Граф приблизился к нему, оглянулся по сторонам, чтоб убедиться, что рабочие у ямы с известкой не могут их услышать, и проговорил, понижая голос:

— Супругу господина О-ва взял под свое покровительство патер Грубер.

— Несчастная! Но почему же муж ее не предъявит своих прав? Ведь ей нет еще семнадцати лет.

— Господину О-ву обещано место, о котором он уже давно хлопочет, — с усмешкой подмигивая, ответил граф. — И к тому же у него процесс с братом…

— Это ужасно!

— Много ужасного делается в наше время, князь. Вы, может быть, подумаете, что не мне это говорить, — продолжал граф с хитрой усмешкой, — ведь этому времени я обязан всем своим благосостоянием, но это не мешает мне сознавать его заблуждения и ошибки.

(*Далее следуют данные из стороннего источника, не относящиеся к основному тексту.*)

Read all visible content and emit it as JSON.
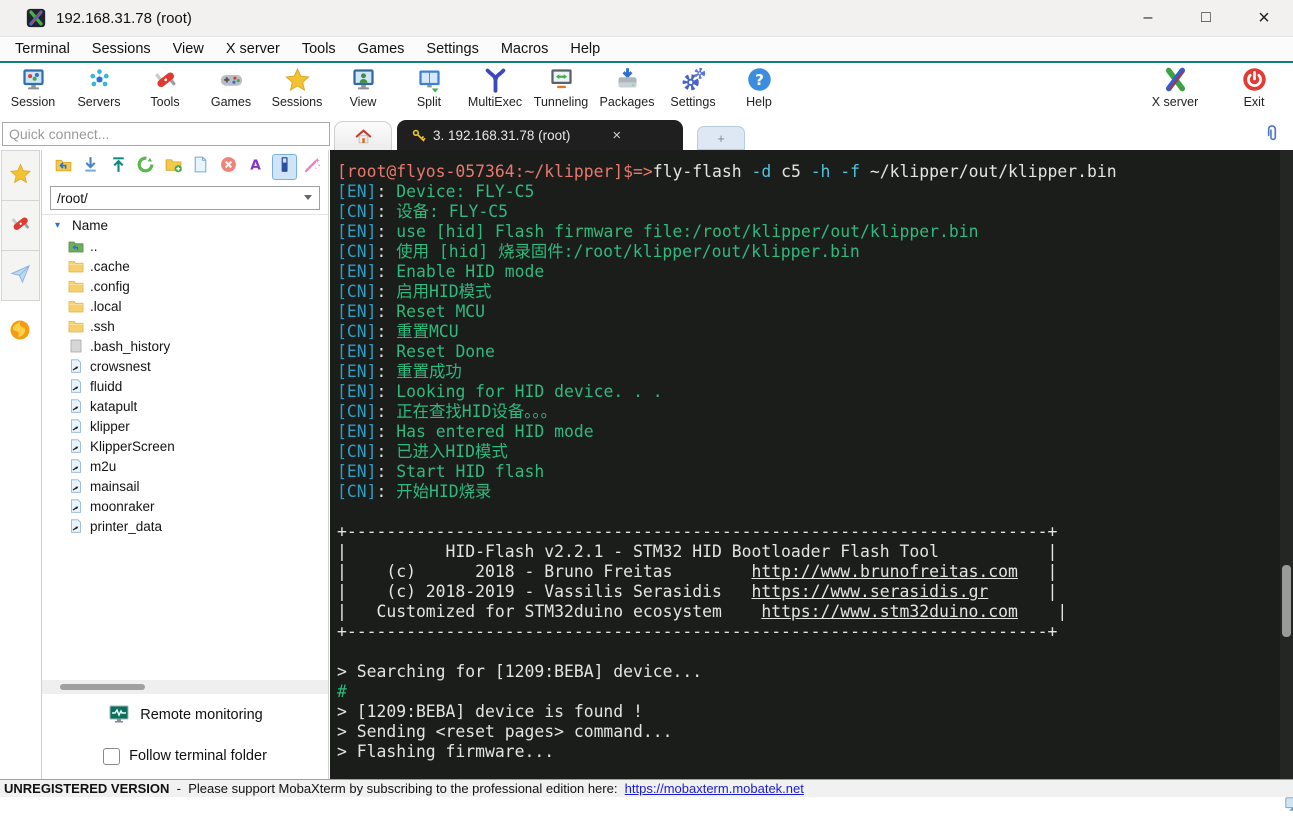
{
  "window": {
    "title": "192.168.31.78 (root)",
    "controls": {
      "minimize": "–",
      "maximize": "□",
      "close": "×"
    }
  },
  "colors": {
    "accent_teal": "#147c7c",
    "terminal_background": "#1b1d1b",
    "prompt_salmon": "#e8796e",
    "tag_blue": "#2d9dc4",
    "text_green": "#2eba7e",
    "flag_cyan": "#4fc3dc",
    "terminal_white": "#e4e4e4",
    "link_blue": "#1b1bd6"
  },
  "menubar": {
    "items": [
      {
        "label": "Terminal"
      },
      {
        "label": "Sessions"
      },
      {
        "label": "View"
      },
      {
        "label": "X server"
      },
      {
        "label": "Tools"
      },
      {
        "label": "Games"
      },
      {
        "label": "Settings"
      },
      {
        "label": "Macros"
      },
      {
        "label": "Help"
      }
    ]
  },
  "toolbar": {
    "buttons": [
      {
        "label": "Session",
        "icon": "session-monitor-icon"
      },
      {
        "label": "Servers",
        "icon": "servers-network-icon"
      },
      {
        "label": "Tools",
        "icon": "swiss-knife-icon"
      },
      {
        "label": "Games",
        "icon": "gamepad-icon"
      },
      {
        "label": "Sessions",
        "icon": "star-icon"
      },
      {
        "label": "View",
        "icon": "view-monitor-icon"
      },
      {
        "label": "Split",
        "icon": "split-window-icon"
      },
      {
        "label": "MultiExec",
        "icon": "multiexec-y-icon"
      },
      {
        "label": "Tunneling",
        "icon": "tunneling-monitor-icon"
      },
      {
        "label": "Packages",
        "icon": "packages-drive-icon"
      },
      {
        "label": "Settings",
        "icon": "gears-icon"
      },
      {
        "label": "Help",
        "icon": "help-circle-icon"
      }
    ],
    "right_buttons": [
      {
        "label": "X server",
        "icon": "xserver-x-icon"
      },
      {
        "label": "Exit",
        "icon": "power-icon"
      }
    ]
  },
  "quick_connect": {
    "placeholder": "Quick connect..."
  },
  "tabs": {
    "active": {
      "label": "3. 192.168.31.78 (root)",
      "close_glyph": "×"
    },
    "new_tab_glyph": "+"
  },
  "sidebar": {
    "rail": [
      {
        "name": "sessions",
        "icon": "star-icon"
      },
      {
        "name": "tools",
        "icon": "swiss-knife-icon"
      },
      {
        "name": "macros",
        "icon": "paper-plane-icon"
      },
      {
        "name": "sftp",
        "icon": "globe-icon"
      }
    ],
    "filebar": [
      {
        "icon": "parent-folder-icon"
      },
      {
        "icon": "download-icon"
      },
      {
        "icon": "upload-icon"
      },
      {
        "icon": "refresh-icon"
      },
      {
        "icon": "new-folder-icon"
      },
      {
        "icon": "new-file-icon"
      },
      {
        "icon": "delete-icon"
      },
      {
        "icon": "font-icon"
      },
      {
        "icon": "sync-icon",
        "selected": true
      },
      {
        "icon": "wand-icon"
      }
    ],
    "path": "/root/",
    "tree": {
      "header": "Name",
      "rows": [
        {
          "label": "..",
          "icon": "parent-dir-icon"
        },
        {
          "label": ".cache",
          "icon": "folder-icon"
        },
        {
          "label": ".config",
          "icon": "folder-icon"
        },
        {
          "label": ".local",
          "icon": "folder-icon"
        },
        {
          "label": ".ssh",
          "icon": "folder-icon"
        },
        {
          "label": ".bash_history",
          "icon": "file-icon"
        },
        {
          "label": "crowsnest",
          "icon": "symlink-icon"
        },
        {
          "label": "fluidd",
          "icon": "symlink-icon"
        },
        {
          "label": "katapult",
          "icon": "symlink-icon"
        },
        {
          "label": "klipper",
          "icon": "symlink-icon"
        },
        {
          "label": "KlipperScreen",
          "icon": "symlink-icon"
        },
        {
          "label": "m2u",
          "icon": "symlink-icon"
        },
        {
          "label": "mainsail",
          "icon": "symlink-icon"
        },
        {
          "label": "moonraker",
          "icon": "symlink-icon"
        },
        {
          "label": "printer_data",
          "icon": "symlink-icon"
        }
      ]
    },
    "remote_monitoring_label": "Remote monitoring",
    "follow_terminal_label": "Follow terminal folder"
  },
  "terminal": {
    "lines": [
      {
        "segments": [
          {
            "t": "[root@flyos-057364:~/klipper]$=>",
            "c": "p"
          },
          {
            "t": "fly-flash ",
            "c": "w"
          },
          {
            "t": "-d ",
            "c": "c"
          },
          {
            "t": "c5 ",
            "c": "w"
          },
          {
            "t": "-h ",
            "c": "c"
          },
          {
            "t": "-f ",
            "c": "c"
          },
          {
            "t": "~/klipper/out/klipper.bin",
            "c": "w"
          }
        ]
      },
      {
        "segments": [
          {
            "t": "[EN]",
            "c": "b"
          },
          {
            "t": ": ",
            "c": "w"
          },
          {
            "t": "Device: FLY-C5",
            "c": "g"
          }
        ]
      },
      {
        "segments": [
          {
            "t": "[CN]",
            "c": "b"
          },
          {
            "t": ": ",
            "c": "w"
          },
          {
            "t": "设备: FLY-C5",
            "c": "g"
          }
        ]
      },
      {
        "segments": [
          {
            "t": "[EN]",
            "c": "b"
          },
          {
            "t": ": ",
            "c": "w"
          },
          {
            "t": "use [hid] Flash firmware file:/root/klipper/out/klipper.bin",
            "c": "g"
          }
        ]
      },
      {
        "segments": [
          {
            "t": "[CN]",
            "c": "b"
          },
          {
            "t": ": ",
            "c": "w"
          },
          {
            "t": "使用 [hid] 烧录固件:/root/klipper/out/klipper.bin",
            "c": "g"
          }
        ]
      },
      {
        "segments": [
          {
            "t": "[EN]",
            "c": "b"
          },
          {
            "t": ": ",
            "c": "w"
          },
          {
            "t": "Enable HID mode",
            "c": "g"
          }
        ]
      },
      {
        "segments": [
          {
            "t": "[CN]",
            "c": "b"
          },
          {
            "t": ": ",
            "c": "w"
          },
          {
            "t": "启用HID模式",
            "c": "g"
          }
        ]
      },
      {
        "segments": [
          {
            "t": "[EN]",
            "c": "b"
          },
          {
            "t": ": ",
            "c": "w"
          },
          {
            "t": "Reset MCU",
            "c": "g"
          }
        ]
      },
      {
        "segments": [
          {
            "t": "[CN]",
            "c": "b"
          },
          {
            "t": ": ",
            "c": "w"
          },
          {
            "t": "重置MCU",
            "c": "g"
          }
        ]
      },
      {
        "segments": [
          {
            "t": "[EN]",
            "c": "b"
          },
          {
            "t": ": ",
            "c": "w"
          },
          {
            "t": "Reset Done",
            "c": "g"
          }
        ]
      },
      {
        "segments": [
          {
            "t": "[EN]",
            "c": "b"
          },
          {
            "t": ": ",
            "c": "w"
          },
          {
            "t": "重置成功",
            "c": "g"
          }
        ]
      },
      {
        "segments": [
          {
            "t": "[EN]",
            "c": "b"
          },
          {
            "t": ": ",
            "c": "w"
          },
          {
            "t": "Looking for HID device. . .",
            "c": "g"
          }
        ]
      },
      {
        "segments": [
          {
            "t": "[CN]",
            "c": "b"
          },
          {
            "t": ": ",
            "c": "w"
          },
          {
            "t": "正在查找HID设备。。。",
            "c": "g"
          }
        ]
      },
      {
        "segments": [
          {
            "t": "[EN]",
            "c": "b"
          },
          {
            "t": ": ",
            "c": "w"
          },
          {
            "t": "Has entered HID mode",
            "c": "g"
          }
        ]
      },
      {
        "segments": [
          {
            "t": "[CN]",
            "c": "b"
          },
          {
            "t": ": ",
            "c": "w"
          },
          {
            "t": "已进入HID模式",
            "c": "g"
          }
        ]
      },
      {
        "segments": [
          {
            "t": "[EN]",
            "c": "b"
          },
          {
            "t": ": ",
            "c": "w"
          },
          {
            "t": "Start HID flash",
            "c": "g"
          }
        ]
      },
      {
        "segments": [
          {
            "t": "[CN]",
            "c": "b"
          },
          {
            "t": ": ",
            "c": "w"
          },
          {
            "t": "开始HID烧录",
            "c": "g"
          }
        ]
      },
      {
        "segments": []
      },
      {
        "segments": [
          {
            "t": "+-----------------------------------------------------------------------+",
            "c": "w"
          }
        ]
      },
      {
        "segments": [
          {
            "t": "|          HID-Flash v2.2.1 - STM32 HID Bootloader Flash Tool           |",
            "c": "w"
          }
        ]
      },
      {
        "segments": [
          {
            "t": "|    (c)      2018 - Bruno Freitas        ",
            "c": "w"
          },
          {
            "t": "http://www.brunofreitas.com",
            "c": "u"
          },
          {
            "t": "   |",
            "c": "w"
          }
        ]
      },
      {
        "segments": [
          {
            "t": "|    (c) 2018-2019 - Vassilis Serasidis   ",
            "c": "w"
          },
          {
            "t": "https://www.serasidis.gr",
            "c": "u"
          },
          {
            "t": "      |",
            "c": "w"
          }
        ]
      },
      {
        "segments": [
          {
            "t": "|   Customized for STM32duino ecosystem    ",
            "c": "w"
          },
          {
            "t": "https://www.stm32duino.com",
            "c": "u"
          },
          {
            "t": "    |",
            "c": "w"
          }
        ]
      },
      {
        "segments": [
          {
            "t": "+-----------------------------------------------------------------------+",
            "c": "w"
          }
        ]
      },
      {
        "segments": []
      },
      {
        "segments": [
          {
            "t": "> Searching for [1209:BEBA] device...",
            "c": "w"
          }
        ]
      },
      {
        "segments": [
          {
            "t": "#",
            "c": "g"
          }
        ]
      },
      {
        "segments": [
          {
            "t": "> [1209:BEBA] device is found !",
            "c": "w"
          }
        ]
      },
      {
        "segments": [
          {
            "t": "> Sending <reset pages> command...",
            "c": "w"
          }
        ]
      },
      {
        "segments": [
          {
            "t": "> Flashing firmware...",
            "c": "w"
          }
        ]
      }
    ]
  },
  "statusbar": {
    "version_label": "UNREGISTERED VERSION",
    "separator": "  -  ",
    "message": "Please support MobaXterm by subscribing to the professional edition here:  ",
    "link": "https://mobaxterm.mobatek.net"
  }
}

— На меня он производит впечатление человека больного, — сдержанно заметил Лабинин.

— Но разве от этого легче тем, на ком отзывается его болезнь? — с живостью подхватил граф, точно обрадовавшись случаю высказаться. — Ведь каждый день…

Ему не дали договорить.

— А как вы думаете, ваше сиятельство, будет дворец готов к восьмому ноября? — спросил князь.

Царский фаворит понял намек; его синеватые щеки дрогнули от злобы, но он только опустил глаза, чтобы скрыть загоревшийся в них блеск, и развязно ответил, что освящение назначено на восьмое ноября.

— Государь этого желает, — прибавил он отрывисто и, меняя тон, любезно спросил: — Пойдет ли князь на стройку?

— Нет, я пачкаться в известке не люблю, — с усмешкой ответил князь.

— Счастливы вы, ваше сиятельство, что можете так привередничать, — возразил со вздохом граф.

— Да, я на судьбу свою и не жалуюсь, — возразил Лабинин.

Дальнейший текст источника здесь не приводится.